He'd spent far too much of his life contemplating the next step of his plan. Far too much time had been wasted disposing of the things that could hinder his future. If this was the future, for him it was not worth living. Eyes stared up at him; cloudy eyes. He searched them. Sitting on his couch, he searched endlessly.

A dull thud sounded above her head. She stared at the ceiling, searching for some invisible sign to explain the curious noise at such an odd hour. Distracted, she began to pour tea strait onto her hand. A streak of anger tore through her. The burn was painful and she blamed the resident above her for this mishap. It was curiosity more than anger that drove her to inspect. She rinsed her hand in cool water, wrapped it in a towel then went to her door with tentative steps. She opened it with caution and stared out at the blue sky. Stars were a luxury and did not dare to show themselves tonight. It did not feel like a night for stars. It was a night for clouds, and that was all she saw. Even the scheduled full moon was in a shy mood tonight. The air of the night was still and tense. Dread crept into her through her hands as she held tight to the railing. A terrible thing had happened just above her head and she could feel it. Someone was hurt and she could feel their warm body crying out for relief, fading out and becoming cold.
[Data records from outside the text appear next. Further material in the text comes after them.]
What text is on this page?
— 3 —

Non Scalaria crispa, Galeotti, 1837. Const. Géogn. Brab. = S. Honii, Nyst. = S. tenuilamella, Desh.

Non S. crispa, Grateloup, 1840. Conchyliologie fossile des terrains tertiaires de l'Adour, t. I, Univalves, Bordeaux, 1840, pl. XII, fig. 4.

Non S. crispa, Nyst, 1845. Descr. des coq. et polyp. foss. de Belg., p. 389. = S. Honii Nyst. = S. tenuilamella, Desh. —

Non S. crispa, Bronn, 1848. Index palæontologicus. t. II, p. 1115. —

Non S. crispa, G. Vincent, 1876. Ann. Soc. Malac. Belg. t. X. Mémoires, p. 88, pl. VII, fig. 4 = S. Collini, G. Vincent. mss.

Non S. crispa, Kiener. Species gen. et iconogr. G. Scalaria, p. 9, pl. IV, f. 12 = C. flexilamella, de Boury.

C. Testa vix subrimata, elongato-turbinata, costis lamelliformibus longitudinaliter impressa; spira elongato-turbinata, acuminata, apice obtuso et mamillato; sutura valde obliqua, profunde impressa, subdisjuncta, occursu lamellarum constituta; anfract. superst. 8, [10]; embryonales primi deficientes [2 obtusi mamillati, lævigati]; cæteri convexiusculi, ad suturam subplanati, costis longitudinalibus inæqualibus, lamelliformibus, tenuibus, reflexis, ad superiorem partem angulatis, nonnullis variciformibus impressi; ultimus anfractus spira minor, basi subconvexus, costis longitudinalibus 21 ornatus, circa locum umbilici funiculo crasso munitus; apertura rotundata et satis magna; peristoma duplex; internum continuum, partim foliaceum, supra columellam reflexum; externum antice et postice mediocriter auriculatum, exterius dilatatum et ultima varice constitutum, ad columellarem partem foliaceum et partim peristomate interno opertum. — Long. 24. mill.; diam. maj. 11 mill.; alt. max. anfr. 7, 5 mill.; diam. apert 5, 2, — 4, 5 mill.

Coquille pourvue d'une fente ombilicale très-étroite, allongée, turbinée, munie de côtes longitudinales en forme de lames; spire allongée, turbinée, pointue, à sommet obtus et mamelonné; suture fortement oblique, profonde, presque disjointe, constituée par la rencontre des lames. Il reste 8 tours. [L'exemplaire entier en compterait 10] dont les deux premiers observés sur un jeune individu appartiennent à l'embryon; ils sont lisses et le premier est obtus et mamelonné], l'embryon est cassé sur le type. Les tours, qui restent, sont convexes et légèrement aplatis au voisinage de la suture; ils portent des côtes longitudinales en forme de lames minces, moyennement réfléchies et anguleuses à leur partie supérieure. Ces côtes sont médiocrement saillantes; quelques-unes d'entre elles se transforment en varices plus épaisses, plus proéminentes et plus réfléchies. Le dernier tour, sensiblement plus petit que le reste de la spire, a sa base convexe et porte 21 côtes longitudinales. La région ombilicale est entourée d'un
Perhaps this was a chance for adventure, a break in the monotony of her life of serving coffee and ignoring the bills she could never pay. Perhaps if she stopped the warm body from fading she would not be lonely for the time it took to accomplish this.

Strange things were always happing in room 224. Staring at the door, she recalled a time when she had received mail addressed to this room and another time when she'd seen a man with bloody hands storm out cursing. She had been the only one to see this, she knew. Anyone else would have reported him for fear of having something disrupt their comfortable little lives. Her life was far from comfortable. The thought of a murderer in the room above her seemed more thrilling than disruptive. She stared at her hands. They were shaking. Tightening her fists to revive them, she tapped lightly but audibly on the door of room 224.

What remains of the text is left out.